Prof.Dr.Khusnul Yaqin,M.Sc.
Dalam sejarah intelektual Islam, keterpautan antara manusia dengan alam bukan sekadar hubungan utilitarian—bukan sekadar soal bagaimana manusia memanfaatkan lingkungan untuk memenuhi kebutuhannya—tetapi juga soal maqām spiritual, etika tauhid, dan visi imamah. Salah satu puncak ajaran ini terekam kuat dalam kata-kata Imam Ali bin Abi Thalib:
وَاللهِ، لَوْ أُعْطِيتُ الْأَقَالِيمَ السَّبْعَةَ، بِمَا تَحْتَ أَفْلَاكِهَا، عَلَى أَنْ أَعْصِيَ اللهَ فِي نَمْلَةٍ أَسْلُبُهَا جِلْبَ شَعِيرَةٍ، مَا فَعَلْتُهُ.
"Demi Allah, seandainya aku diberikan tujuh benua dengan segala yang ada di bawah langitnya, dengan syarat aku harus bermaksiat kepada Allah hanya dengan mengganggu seekor semut dan merampas sebutir gandum darinya, niscaya aku tidak akan melakukannya."(Nahjul Balaghah).
Ini bukan sekadar retorika zuhud atau ketakwaan pribadi. Ucapan ini mencerminkan pandangan metafisik yang amat dalam tentang posisi manusia sebagai khalifah, di mana tanggung jawabnya melampaui relasi sosial, memasuki ruang ekosentris, bahkan trans-eksistensial: semut pun diakui sebagai makhluk dengan hak-hak sakral yang tidak boleh diganggu sembarangan.

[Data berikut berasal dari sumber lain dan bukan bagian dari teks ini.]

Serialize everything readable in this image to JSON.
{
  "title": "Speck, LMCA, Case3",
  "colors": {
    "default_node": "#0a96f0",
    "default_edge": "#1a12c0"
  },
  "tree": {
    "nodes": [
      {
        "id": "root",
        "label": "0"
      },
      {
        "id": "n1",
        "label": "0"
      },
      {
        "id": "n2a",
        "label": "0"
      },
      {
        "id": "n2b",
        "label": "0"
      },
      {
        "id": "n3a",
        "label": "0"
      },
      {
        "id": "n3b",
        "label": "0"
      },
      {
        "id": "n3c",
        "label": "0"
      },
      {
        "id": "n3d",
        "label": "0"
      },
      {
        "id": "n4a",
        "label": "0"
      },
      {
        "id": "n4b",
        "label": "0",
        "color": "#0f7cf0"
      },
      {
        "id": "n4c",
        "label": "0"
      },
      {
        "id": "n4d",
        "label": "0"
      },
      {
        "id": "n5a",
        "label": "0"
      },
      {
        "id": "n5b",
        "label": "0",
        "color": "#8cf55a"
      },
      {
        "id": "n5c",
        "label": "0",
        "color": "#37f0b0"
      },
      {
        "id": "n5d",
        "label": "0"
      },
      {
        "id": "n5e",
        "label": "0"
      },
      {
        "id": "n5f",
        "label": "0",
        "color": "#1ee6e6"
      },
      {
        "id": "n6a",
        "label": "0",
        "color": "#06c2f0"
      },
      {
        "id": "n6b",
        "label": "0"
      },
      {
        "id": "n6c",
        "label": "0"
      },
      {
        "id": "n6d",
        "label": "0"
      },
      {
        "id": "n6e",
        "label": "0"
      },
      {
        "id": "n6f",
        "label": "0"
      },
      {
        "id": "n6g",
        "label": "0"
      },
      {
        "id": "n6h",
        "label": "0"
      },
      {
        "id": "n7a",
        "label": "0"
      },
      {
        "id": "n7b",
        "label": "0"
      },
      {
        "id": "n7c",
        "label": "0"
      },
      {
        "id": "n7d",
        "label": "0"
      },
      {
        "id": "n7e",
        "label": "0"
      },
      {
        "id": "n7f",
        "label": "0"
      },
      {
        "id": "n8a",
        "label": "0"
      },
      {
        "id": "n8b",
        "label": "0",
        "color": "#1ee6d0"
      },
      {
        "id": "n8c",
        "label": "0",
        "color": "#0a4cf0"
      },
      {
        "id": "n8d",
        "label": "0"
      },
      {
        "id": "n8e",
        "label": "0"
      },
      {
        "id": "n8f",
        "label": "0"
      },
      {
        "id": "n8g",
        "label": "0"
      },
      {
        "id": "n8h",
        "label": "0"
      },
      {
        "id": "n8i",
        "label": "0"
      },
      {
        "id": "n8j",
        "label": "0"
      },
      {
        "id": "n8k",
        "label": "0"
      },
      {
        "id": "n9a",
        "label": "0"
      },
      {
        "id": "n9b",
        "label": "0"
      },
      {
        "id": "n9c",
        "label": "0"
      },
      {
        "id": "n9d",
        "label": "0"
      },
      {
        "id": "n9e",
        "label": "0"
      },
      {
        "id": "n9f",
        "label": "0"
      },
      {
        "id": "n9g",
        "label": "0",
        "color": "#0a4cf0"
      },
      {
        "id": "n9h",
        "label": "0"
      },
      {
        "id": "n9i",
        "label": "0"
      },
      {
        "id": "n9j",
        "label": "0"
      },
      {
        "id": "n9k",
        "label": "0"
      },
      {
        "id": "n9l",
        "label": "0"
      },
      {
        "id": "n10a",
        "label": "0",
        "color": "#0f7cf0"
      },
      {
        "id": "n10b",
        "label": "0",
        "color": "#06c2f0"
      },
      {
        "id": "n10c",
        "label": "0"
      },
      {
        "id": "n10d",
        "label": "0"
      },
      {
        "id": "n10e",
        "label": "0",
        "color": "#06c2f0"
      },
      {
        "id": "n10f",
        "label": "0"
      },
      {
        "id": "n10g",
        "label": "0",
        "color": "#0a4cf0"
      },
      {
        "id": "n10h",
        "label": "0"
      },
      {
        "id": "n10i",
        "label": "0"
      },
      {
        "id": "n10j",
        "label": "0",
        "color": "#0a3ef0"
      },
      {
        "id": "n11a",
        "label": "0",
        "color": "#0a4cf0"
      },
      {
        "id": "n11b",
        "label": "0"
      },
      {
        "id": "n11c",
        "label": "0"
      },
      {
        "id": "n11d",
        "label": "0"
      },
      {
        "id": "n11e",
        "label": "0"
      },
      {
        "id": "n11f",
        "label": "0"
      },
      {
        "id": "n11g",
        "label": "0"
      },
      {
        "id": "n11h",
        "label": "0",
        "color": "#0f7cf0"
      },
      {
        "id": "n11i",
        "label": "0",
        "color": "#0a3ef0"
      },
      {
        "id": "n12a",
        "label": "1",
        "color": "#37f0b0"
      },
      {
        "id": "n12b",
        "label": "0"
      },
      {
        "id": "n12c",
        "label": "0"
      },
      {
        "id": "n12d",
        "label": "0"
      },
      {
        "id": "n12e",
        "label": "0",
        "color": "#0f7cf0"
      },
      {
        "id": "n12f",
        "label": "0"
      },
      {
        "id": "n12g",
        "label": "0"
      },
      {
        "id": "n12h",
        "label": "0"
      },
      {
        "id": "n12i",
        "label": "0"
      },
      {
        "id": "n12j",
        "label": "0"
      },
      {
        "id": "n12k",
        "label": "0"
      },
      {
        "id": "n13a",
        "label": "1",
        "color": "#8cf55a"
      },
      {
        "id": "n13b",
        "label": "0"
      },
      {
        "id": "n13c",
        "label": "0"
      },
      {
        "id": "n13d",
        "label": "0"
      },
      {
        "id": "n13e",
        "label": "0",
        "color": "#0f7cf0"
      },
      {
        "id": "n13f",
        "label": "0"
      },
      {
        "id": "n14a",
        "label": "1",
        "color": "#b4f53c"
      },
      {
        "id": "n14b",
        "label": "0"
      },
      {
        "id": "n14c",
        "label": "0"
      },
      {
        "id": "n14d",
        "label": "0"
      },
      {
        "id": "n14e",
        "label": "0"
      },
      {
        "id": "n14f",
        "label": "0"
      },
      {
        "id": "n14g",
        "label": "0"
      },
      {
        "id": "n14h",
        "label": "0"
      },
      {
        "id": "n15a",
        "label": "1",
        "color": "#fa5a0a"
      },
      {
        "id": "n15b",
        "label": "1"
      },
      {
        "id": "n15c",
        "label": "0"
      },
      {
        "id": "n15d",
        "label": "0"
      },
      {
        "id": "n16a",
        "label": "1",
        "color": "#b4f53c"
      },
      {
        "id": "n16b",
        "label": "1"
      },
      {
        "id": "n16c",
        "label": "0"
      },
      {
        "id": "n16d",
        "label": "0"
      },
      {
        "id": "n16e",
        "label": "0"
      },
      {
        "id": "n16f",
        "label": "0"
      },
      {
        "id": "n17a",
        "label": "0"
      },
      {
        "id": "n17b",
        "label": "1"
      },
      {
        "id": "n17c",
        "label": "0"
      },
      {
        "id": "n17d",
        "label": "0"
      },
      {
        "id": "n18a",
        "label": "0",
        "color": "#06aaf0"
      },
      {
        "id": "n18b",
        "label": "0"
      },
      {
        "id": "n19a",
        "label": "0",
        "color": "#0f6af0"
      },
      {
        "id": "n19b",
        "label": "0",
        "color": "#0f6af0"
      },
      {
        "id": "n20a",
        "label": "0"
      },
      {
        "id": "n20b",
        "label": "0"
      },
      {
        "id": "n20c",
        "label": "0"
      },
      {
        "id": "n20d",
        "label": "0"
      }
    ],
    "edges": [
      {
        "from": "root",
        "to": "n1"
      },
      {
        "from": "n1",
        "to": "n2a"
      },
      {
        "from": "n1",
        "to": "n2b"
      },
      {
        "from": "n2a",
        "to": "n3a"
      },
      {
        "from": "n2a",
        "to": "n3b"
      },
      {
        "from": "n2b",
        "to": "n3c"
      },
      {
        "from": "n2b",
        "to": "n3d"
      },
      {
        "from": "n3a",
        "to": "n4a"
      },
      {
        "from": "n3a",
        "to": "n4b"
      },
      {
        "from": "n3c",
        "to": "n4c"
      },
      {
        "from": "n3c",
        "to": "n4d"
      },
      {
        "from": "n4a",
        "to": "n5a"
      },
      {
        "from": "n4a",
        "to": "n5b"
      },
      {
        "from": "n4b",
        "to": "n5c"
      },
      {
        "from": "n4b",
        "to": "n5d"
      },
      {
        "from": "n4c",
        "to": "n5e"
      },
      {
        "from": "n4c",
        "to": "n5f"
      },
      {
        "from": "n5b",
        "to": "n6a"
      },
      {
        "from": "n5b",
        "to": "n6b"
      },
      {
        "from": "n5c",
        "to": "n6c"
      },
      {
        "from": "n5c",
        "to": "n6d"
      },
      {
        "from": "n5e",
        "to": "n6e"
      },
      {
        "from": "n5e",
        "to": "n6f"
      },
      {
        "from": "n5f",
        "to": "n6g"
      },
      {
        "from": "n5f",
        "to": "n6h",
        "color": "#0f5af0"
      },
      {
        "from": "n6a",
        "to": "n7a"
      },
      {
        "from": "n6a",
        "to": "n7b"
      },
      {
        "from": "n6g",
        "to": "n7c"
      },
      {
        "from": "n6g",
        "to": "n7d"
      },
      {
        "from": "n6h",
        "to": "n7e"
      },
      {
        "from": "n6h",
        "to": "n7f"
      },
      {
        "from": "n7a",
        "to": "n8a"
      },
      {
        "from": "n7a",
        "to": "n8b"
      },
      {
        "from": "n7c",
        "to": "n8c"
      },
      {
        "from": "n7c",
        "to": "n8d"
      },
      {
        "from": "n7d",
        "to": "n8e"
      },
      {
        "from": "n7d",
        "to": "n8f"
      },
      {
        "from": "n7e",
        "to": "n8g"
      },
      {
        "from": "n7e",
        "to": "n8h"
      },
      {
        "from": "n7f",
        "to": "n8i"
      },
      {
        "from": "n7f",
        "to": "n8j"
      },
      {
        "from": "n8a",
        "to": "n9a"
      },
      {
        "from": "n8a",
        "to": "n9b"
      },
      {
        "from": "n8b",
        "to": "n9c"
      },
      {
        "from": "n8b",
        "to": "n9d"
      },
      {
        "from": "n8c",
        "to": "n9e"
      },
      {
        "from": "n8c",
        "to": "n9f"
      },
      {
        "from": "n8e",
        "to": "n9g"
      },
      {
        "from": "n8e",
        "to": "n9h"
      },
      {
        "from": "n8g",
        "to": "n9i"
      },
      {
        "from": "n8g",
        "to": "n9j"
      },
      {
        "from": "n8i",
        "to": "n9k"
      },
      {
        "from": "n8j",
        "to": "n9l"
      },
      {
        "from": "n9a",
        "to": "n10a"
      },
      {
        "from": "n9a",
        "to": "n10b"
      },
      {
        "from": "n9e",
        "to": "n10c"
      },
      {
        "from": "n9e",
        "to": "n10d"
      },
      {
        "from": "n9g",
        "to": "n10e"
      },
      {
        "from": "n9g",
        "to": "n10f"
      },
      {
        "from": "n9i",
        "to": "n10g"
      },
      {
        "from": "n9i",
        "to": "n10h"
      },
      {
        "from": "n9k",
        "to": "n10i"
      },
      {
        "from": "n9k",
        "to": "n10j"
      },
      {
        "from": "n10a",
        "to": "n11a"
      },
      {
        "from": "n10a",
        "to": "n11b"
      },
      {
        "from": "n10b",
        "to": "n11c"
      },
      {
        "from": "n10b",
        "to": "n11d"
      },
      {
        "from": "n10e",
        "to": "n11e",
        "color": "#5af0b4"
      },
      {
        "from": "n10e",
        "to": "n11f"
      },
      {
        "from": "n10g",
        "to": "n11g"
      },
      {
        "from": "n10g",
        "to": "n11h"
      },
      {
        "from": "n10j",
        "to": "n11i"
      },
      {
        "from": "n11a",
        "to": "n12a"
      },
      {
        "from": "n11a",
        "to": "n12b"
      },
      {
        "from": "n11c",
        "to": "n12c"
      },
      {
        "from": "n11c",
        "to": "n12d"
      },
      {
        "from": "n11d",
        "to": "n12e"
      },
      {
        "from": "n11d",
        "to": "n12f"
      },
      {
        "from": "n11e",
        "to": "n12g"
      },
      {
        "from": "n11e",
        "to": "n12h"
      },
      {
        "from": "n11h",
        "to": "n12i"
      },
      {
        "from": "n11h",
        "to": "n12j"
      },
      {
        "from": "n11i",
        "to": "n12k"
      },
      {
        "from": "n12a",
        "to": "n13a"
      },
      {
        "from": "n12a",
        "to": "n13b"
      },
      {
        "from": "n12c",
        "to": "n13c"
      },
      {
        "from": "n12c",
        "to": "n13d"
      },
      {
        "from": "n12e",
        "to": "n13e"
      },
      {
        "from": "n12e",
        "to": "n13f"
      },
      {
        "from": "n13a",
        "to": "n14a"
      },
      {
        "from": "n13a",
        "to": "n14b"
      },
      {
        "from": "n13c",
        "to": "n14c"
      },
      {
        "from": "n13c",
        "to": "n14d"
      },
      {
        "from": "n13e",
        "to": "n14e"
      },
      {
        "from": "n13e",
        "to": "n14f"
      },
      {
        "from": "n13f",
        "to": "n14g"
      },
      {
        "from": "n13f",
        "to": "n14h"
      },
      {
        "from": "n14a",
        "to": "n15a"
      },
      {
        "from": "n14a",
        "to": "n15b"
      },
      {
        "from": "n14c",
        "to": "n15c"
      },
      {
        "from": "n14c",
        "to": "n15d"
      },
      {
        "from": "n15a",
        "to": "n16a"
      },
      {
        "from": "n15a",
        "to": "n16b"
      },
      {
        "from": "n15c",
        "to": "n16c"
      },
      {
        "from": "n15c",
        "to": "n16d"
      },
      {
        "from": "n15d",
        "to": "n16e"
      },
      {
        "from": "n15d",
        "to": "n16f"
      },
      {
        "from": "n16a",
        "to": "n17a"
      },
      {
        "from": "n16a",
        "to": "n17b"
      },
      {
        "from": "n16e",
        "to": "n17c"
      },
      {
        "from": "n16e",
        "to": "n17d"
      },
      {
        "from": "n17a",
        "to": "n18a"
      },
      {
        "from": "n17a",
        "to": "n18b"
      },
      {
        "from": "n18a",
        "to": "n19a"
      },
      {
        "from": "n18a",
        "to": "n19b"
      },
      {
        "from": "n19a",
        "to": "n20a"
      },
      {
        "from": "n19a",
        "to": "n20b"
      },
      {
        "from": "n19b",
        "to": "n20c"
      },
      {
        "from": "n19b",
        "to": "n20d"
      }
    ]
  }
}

Untuk memahami akar dari etika transenden ini, kita harus kembali pada pondasi kenabian dan imamah. Dalam riwayat sahih, Rasulullah SAW bersabda kepada Ali bin Abi Thalib:
"أَنْتَ مِنِّي بِمَنْزِلَةِ هَارُونَ مِنْ مُوسَى إِلَّا أَنَّهُ لَا نَبِيَّ بَعْدِي"
"Engkau (wahai Ali) di sisiku seperti Harun di sisi Musa, hanya saja tidak ada nabi setelahku."(HR. al-Bukhari, Muslim, Ahmad, at-Tirmidzi, dll. Juga diriwayatkan dalam literatur Syiah seperti al-Kafi, al-Ihtijaj, dan Bihar al-Anwar)
Hadis ini, yang dikenal sebagai Hadis Manzilah, menegaskan bahwa posisi Imam Ali terhadap Nabi Muhammad SAW adalah seperti Harun terhadap Musa, kecuali kenabian. Maka, segala kualitas kepemimpinan, keilmuan, dan pengayoman Harun terhadap umat Bani Israil menjadi cerminan dari posisi Ali terhadap umat Islam.
Lalu, apa yang dikatakan al-Qur’an tentang Harun?
"وَقَالَ مُوسَى لِأَخِيهِ هَارُونَ اخْلُفْنِي فِي قَوْمِي وَأَصْلِحْ وَلَا تَتَّبِعْ سَبِيلَ الْمُفْسِدِينَ"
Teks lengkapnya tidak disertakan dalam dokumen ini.